On Tue, 2006-08-15 at 14:24 -0700, Tom Rosmond wrote:
> I am continuing to test the MPI-2 features of 1.1, and have run into
> some puzzling behavior. I wrote a simple F90 program to test 'mpi_put'
> and 'mpi_get' on a coordinate transformation problem on a two dual-core
> processor Opteron workstation running the PGI 6.1 compiler. The program
> runs correctly for a variety of problem sizes and processor counts.

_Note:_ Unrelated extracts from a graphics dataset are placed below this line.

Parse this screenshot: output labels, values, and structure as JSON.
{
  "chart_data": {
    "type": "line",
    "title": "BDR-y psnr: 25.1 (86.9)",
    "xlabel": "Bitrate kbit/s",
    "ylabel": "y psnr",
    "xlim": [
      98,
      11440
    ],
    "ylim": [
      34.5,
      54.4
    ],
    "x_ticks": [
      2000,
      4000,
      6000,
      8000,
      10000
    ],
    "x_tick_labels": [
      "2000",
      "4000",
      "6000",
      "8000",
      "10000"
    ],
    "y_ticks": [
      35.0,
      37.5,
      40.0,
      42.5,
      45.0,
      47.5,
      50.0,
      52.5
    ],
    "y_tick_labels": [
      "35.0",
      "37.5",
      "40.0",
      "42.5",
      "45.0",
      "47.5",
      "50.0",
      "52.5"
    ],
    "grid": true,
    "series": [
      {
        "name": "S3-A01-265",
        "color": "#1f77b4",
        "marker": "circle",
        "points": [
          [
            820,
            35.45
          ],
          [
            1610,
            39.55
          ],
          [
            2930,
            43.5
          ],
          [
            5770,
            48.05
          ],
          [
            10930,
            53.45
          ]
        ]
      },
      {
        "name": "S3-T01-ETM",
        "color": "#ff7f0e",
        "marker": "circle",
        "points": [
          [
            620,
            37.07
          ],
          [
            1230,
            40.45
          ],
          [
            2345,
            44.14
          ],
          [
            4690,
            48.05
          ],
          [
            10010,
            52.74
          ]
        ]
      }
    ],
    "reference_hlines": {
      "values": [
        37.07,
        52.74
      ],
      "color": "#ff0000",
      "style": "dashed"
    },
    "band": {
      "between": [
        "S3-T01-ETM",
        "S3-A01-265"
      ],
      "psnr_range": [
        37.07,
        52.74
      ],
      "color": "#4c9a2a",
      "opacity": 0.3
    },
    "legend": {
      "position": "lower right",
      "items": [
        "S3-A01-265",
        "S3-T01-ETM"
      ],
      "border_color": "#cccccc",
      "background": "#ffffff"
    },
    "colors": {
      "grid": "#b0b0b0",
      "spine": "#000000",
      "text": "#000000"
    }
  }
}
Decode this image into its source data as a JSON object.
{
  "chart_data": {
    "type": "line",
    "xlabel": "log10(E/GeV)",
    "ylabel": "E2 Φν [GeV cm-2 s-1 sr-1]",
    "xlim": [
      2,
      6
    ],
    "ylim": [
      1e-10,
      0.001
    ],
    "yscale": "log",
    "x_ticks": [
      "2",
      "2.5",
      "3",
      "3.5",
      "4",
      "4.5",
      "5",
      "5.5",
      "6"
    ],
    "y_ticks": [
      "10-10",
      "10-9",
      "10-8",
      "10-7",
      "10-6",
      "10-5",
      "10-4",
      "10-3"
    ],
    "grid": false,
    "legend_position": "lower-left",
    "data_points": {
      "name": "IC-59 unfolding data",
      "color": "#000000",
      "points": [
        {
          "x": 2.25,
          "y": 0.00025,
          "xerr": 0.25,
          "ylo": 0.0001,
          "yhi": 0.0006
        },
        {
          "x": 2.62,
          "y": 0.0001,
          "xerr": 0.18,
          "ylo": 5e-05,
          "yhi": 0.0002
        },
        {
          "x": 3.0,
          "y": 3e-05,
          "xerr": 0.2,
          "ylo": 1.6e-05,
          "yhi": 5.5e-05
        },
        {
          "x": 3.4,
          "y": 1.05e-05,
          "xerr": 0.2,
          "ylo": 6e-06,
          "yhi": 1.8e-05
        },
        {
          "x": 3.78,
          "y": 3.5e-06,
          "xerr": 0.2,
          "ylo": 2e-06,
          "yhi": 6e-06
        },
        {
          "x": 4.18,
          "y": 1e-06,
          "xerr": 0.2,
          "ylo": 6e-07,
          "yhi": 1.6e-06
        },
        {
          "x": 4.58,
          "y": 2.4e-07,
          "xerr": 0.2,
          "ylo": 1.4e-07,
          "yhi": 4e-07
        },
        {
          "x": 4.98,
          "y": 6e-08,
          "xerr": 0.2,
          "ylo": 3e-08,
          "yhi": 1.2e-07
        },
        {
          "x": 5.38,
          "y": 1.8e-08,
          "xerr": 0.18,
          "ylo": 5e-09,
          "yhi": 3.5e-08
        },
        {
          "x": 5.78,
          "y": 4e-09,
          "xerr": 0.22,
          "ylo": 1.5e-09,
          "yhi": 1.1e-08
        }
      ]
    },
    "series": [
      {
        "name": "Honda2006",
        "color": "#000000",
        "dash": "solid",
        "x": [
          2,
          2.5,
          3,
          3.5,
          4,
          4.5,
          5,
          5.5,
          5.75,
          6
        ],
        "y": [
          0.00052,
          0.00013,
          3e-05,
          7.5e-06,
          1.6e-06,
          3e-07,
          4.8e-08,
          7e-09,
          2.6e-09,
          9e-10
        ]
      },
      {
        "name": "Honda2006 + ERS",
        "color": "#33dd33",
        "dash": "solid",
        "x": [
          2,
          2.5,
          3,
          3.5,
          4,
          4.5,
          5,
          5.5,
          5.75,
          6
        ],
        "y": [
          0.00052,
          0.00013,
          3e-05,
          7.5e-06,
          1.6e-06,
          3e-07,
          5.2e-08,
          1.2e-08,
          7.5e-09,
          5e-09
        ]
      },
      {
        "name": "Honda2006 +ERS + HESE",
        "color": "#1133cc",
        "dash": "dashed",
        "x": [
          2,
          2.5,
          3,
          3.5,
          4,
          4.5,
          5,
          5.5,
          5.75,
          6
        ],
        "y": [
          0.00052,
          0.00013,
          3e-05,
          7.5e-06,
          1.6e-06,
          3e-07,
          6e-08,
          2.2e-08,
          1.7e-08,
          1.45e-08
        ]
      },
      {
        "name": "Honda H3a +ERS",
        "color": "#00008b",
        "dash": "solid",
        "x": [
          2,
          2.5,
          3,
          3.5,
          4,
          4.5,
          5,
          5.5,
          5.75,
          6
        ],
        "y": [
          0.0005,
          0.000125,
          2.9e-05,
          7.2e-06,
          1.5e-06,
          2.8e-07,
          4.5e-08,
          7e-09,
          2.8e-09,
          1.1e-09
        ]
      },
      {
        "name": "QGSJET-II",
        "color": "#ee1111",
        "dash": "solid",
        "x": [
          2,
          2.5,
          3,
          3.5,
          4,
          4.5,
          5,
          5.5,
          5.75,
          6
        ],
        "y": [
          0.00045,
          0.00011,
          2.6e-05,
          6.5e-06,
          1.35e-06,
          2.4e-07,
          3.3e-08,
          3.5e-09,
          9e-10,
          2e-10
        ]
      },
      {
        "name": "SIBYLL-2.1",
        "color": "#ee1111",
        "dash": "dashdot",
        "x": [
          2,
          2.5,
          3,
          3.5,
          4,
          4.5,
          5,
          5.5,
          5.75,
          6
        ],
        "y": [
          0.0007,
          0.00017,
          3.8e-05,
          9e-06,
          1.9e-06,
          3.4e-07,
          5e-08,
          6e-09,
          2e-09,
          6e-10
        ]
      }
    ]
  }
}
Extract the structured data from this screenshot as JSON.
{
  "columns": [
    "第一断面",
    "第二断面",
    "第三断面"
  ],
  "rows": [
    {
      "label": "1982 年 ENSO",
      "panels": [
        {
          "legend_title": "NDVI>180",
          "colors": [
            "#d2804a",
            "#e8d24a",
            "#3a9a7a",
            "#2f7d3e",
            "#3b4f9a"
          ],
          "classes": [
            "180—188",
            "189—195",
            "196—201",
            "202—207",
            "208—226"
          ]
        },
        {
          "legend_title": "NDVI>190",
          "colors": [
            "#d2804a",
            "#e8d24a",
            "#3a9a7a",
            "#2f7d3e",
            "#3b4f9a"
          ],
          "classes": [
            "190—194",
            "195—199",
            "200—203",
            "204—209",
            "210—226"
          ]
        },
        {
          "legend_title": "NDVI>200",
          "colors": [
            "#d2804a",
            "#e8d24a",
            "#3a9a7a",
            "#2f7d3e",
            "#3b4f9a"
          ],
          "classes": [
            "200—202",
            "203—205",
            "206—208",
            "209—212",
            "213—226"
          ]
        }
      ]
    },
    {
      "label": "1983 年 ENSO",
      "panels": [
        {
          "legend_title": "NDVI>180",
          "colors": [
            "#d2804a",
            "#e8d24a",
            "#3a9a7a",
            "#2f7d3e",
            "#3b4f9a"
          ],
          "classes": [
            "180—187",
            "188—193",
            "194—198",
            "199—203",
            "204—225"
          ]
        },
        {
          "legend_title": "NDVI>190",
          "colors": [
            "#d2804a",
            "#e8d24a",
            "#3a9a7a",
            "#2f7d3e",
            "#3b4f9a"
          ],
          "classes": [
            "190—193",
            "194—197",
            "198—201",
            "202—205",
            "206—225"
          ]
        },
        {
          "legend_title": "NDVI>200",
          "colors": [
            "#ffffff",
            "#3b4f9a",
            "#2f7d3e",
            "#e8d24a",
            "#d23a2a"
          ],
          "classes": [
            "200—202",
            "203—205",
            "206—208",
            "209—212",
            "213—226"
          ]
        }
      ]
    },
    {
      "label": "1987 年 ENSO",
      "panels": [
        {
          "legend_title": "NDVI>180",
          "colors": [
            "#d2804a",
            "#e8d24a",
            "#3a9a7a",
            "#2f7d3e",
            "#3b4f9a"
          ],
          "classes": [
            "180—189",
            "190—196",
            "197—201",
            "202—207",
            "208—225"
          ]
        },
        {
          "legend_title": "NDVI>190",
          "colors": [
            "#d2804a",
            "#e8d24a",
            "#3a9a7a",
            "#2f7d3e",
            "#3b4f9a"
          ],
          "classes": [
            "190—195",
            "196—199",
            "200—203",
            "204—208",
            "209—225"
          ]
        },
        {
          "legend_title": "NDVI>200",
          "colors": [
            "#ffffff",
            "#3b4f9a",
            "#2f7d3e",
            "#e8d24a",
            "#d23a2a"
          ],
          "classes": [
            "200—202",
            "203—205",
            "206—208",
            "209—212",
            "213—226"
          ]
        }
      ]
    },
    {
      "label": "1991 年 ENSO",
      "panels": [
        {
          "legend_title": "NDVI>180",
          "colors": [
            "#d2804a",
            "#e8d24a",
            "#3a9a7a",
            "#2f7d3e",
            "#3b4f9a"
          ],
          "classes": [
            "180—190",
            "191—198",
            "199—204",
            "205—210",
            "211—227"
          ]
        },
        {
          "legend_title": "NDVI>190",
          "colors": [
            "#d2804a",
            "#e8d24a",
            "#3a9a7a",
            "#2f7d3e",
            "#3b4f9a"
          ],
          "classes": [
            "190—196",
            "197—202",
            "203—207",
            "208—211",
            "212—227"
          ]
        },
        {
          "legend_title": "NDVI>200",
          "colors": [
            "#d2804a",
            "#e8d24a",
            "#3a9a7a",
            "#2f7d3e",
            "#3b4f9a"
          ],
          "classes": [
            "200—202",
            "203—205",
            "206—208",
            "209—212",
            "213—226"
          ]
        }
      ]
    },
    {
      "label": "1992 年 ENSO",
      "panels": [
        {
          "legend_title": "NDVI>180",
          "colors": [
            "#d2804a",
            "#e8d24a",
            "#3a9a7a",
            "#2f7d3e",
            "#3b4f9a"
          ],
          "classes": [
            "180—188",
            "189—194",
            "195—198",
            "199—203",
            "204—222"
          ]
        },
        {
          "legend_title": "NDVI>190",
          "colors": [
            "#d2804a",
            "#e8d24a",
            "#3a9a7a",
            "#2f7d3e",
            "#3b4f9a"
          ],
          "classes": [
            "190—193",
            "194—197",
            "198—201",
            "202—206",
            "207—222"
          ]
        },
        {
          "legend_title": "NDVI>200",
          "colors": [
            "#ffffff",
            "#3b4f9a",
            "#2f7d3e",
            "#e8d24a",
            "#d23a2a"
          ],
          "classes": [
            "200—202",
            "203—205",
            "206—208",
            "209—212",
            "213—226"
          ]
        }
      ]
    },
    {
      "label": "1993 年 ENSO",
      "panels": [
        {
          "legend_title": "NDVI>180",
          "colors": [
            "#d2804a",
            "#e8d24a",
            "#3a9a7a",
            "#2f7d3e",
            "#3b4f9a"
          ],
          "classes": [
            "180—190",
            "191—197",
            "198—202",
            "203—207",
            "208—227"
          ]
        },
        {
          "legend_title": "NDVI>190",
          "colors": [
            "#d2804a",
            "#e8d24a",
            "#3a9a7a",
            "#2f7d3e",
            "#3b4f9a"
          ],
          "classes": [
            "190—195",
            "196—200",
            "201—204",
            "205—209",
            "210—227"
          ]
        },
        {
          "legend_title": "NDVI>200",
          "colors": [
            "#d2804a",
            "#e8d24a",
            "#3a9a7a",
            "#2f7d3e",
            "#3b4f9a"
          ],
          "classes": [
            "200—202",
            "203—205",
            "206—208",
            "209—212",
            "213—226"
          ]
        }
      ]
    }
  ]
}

> However, my main interest is a large global weather prediction model
> that has been running in production with 1-sided message passing on an
> SGI Origin 3000 for several years. This code does not run with OMPI
> 1-sided message passing. I have investigated the difference between this
> code and the test program and noticed a critical difference. Both
> programs call 'mpi_win_create' to create an integer 'handle' to the RMA
> window used by 'mpi_put' and 'mpi_get'. In the test program this
> 'handle' returns with a value of '1', but in the large code the 'handle'
> returns with value '0'. Subsequent synchronization calls to
> 'mpi_win_fence' succeed in the small program (error status eq 0), while
> in the large code they fail (error status ne 0), and the transfers fail
> also (no data is passed).
> Do you have any suggestions on what could cause this difference in
> behavior between the two codes, specifically why the 'handles' have
> different values? Are there any diagnostics I could produce that would
> provide information?
The difference in handle values is irrelevant to the failures you are
seeing. Our handle 0 is MPI_WIN_NULL, so you should never see that
returned from MPI_WIN_CREATE.
Unfortunately, when I wrote the one-sided implementation, I didn't add
useful debugging messages the user can enable. I can add some and make
a tarball, if you would be willing to give it a try. What error
messages are coming out of the large code?
By the way, just to make sure your expectations are set correctly, Open
MPI's one-sided performance in v1.1 and v1.2 is bad, as it's implemented
over the point-to-point engine. You're not going to get Origin-like
performance out of the current implementation.